You're looking at Less Wrong's discussion board. This includes all posts, including those that haven't been promoted to the front page yet. For more information, see About Less Wrong.

Fluttershy comments on The mystery of Brahms - Less Wrong Discussion

5 Post author: PhilGoetz 21 October 2015 05:12AM

You are viewing a comment permalink. View the original post to see all comments and the full post content.

Comments (65)

You are viewing a single comment's thread. Show more comments above.

Comment author: PhilGoetz 21 October 2015 07:56:48PM 0 points [-]

No; thanks! Can you remember instances of people he put in each cluster? I'd think Mozart would be a young master, and Beethoven an old genius.

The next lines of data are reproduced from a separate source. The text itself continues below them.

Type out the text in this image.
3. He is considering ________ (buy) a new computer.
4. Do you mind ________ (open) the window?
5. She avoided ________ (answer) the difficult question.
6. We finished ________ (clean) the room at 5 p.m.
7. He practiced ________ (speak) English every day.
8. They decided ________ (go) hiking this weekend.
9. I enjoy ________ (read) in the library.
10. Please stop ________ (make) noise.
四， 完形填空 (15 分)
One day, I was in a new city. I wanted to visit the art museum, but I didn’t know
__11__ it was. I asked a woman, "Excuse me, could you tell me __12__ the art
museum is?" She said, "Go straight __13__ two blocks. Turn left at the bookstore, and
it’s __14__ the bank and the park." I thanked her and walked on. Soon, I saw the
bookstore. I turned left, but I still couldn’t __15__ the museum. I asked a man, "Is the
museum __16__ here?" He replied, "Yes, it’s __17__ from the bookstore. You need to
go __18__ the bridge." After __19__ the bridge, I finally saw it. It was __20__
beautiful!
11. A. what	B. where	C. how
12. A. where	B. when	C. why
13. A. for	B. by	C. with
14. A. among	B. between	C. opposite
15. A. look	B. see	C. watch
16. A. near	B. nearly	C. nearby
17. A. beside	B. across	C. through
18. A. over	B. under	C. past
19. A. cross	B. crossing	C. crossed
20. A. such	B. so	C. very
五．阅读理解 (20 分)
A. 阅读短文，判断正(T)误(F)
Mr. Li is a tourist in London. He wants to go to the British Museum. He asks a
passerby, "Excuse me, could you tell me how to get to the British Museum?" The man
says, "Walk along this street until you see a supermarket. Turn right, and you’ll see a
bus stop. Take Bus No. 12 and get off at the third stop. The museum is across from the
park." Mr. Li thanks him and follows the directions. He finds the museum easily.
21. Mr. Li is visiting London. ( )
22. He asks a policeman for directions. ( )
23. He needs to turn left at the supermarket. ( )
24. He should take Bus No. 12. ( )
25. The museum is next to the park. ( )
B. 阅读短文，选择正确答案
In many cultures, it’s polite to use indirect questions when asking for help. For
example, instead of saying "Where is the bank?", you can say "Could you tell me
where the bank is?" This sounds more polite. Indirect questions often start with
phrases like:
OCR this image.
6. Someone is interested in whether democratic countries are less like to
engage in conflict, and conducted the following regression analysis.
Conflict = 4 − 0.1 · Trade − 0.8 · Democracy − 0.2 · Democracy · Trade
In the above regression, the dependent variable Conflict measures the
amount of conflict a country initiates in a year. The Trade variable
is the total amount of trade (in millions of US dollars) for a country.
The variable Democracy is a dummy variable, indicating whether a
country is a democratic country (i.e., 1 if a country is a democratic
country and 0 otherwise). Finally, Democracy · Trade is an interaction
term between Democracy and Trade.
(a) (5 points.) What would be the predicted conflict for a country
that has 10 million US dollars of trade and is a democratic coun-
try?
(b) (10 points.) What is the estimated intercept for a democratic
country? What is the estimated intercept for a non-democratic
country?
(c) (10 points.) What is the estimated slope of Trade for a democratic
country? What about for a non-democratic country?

I don't know that anybody gets better over time in literature, at least technically. I wonder whether there's any correlation between a novel's (rank order / total number of novels) and its status. An analysis would be muddied by the anecdotally-observed effect that the more critically acclaimed an author's novels are, the slower he writes them. (Seems to be cause-effect, since the long interval, or cessation of writing, usually comes after the critically acclaimed novel.)

Comment author: Vaniver 30 October 2015 01:10:13AM 0 points [-]

Can you remember instances of people he put in each cluster? I'd think Mozart would be a young master, and Beethoven an old genius.

I finally remembered this comment while at home and able to access the book. His name for the artisan category was "experimental," which makes more sense. Another distinction that I forgot to mention is that people tend to talk about the 'body of work' of experimentalists as important, but single works by conceptual artists stand out. If the same paintings show up in art books, then the artist is more likely to be conceptual; if every art book includes a piece by someone but they all pick different pieces, then the artist is more likely to be experimental.

Turns out he has a section on poets, and another on novelists. Among the 20th century poets, he lists Frost, Williams, Stevens, and Lowell as experimental, and Pound, Cummings, Plath, and Eliot as conceptual. For novelists, he lists Dickens, Henry James, Twain, and Woolf as experimental, and Fitzgerald, Hemingway, Joyce, and Melville as conceptual.

(He ranks Ulysses as more important as A Portrait of the Artist as a Young Man, which is itself more important than Finnegan's Wake.)